We recently spoke with Dr. Angie Stebbins, Market CEO Behavioral Health Kankakee and Chicago North, about the need to break the stigma around depression, anxiety and other illnesses. Here we address the mind/body connection and the importance of mindfulness.

Q: There’s a lot of buzz in the news about the mind/body connection. Why do you think the topic of mental health is garnering so much attention?

A: “Mental health is just as important as physical health and thankfully we have recently seen celebrities such as Meghan Markle and athletes alike speak publicly about their struggles. This courage to share intimate details with the world at large shines a light on mental illness, a topic that is often shrouded in negativity and fear.

As Gymnast Simone Biles said when she withdrew from Olympic competition, ‘we have to protect our mind and body.’ Simone isn’t the only athlete to speak publicly about mental health.  Recently Naomi Osaki withdrew from Wimbledon and the French Open following a public outcry for not participating in tournament press conferences.”

Q: Do you think we will see more public personas come forward and share their experiences?

A: “I certainly hope so as we desperately need to bring awareness to the mind/body connection. Unfortunately these women experienced a backlash which is no surprise given the negative stigma surrounding mental health. People are judged and labeled by others who don’t understand what it’s like to live with mental illness. As someone who works in the field of mental health I wonder how we can bring this awareness and understanding of the mind/body connection to others.”

Q: We’re hearing a lot about mindfulness. Can you please explain what it means?

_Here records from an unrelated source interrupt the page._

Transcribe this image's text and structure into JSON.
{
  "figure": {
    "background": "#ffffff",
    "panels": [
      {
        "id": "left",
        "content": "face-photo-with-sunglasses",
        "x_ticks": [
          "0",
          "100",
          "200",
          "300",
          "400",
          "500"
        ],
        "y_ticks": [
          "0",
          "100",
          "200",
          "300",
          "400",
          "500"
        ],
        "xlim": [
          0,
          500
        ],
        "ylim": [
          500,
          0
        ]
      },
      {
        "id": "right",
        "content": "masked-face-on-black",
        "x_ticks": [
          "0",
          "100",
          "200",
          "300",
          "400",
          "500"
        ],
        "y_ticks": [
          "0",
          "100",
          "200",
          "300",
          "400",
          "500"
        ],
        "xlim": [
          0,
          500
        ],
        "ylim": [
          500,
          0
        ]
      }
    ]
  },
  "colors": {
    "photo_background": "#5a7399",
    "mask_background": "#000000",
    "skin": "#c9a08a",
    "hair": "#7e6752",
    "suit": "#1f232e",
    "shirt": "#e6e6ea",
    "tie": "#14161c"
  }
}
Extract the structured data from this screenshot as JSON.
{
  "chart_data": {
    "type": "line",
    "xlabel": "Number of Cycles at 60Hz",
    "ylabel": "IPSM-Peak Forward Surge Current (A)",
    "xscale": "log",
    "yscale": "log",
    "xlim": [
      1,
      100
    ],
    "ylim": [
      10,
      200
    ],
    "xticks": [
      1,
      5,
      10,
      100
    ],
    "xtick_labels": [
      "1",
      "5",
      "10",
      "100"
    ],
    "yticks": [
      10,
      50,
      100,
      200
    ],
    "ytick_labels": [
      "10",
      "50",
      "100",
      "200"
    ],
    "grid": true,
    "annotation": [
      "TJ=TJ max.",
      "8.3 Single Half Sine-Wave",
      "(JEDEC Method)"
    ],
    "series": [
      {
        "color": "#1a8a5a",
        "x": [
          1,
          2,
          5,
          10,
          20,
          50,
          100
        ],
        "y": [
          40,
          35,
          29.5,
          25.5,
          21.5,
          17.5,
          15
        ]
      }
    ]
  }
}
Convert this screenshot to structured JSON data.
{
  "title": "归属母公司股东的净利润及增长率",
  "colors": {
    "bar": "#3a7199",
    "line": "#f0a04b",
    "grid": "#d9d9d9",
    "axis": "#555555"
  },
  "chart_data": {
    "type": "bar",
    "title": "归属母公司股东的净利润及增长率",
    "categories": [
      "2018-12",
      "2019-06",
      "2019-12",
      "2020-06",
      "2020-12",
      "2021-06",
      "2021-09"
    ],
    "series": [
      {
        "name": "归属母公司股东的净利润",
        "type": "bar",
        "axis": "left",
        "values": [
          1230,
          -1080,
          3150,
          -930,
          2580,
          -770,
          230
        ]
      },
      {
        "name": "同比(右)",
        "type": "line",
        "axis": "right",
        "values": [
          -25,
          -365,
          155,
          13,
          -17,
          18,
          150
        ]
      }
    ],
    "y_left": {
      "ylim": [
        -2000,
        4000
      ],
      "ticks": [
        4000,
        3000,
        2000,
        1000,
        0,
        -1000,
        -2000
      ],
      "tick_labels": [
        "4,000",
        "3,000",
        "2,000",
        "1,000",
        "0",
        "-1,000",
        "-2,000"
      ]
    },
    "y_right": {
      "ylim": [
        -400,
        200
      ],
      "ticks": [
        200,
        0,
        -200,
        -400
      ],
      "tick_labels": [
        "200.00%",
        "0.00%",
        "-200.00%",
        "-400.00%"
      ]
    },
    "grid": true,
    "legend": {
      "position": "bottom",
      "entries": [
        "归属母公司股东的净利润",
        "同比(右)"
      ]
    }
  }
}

A: “Mindfulness basically means paying really close attention to what’s going on that very moment without any judgment. So let’s say your spouse says ‘I feel stressed’ try to avoid one upping with ‘aren’t we all’ and instead validate his/her feelings. ‘Yes, you are stressed, I can see that.’ Validation is critical because you are acknowledging that what someone says is important to them. We all want to be heard.

Mindfulness also means learning to pause before reacting. Let’s say you hear a rumor about a colleague that includes insinuations about their mental health. Notice how you’re feeling and your thoughts. Are you judging this person based on stereotypes of mental illness? People often feel uncomfortable or even afraid of mental illness but it’s so important to focus on the facts and see the person, not the label.”

Q: What’s the most important takeaway for people wanting to practice mindfulness?

A: “Be patient with yourself. Learning a new skill can be frustrating and takes time. But learning to live in the moment, without judgment, is a gift.”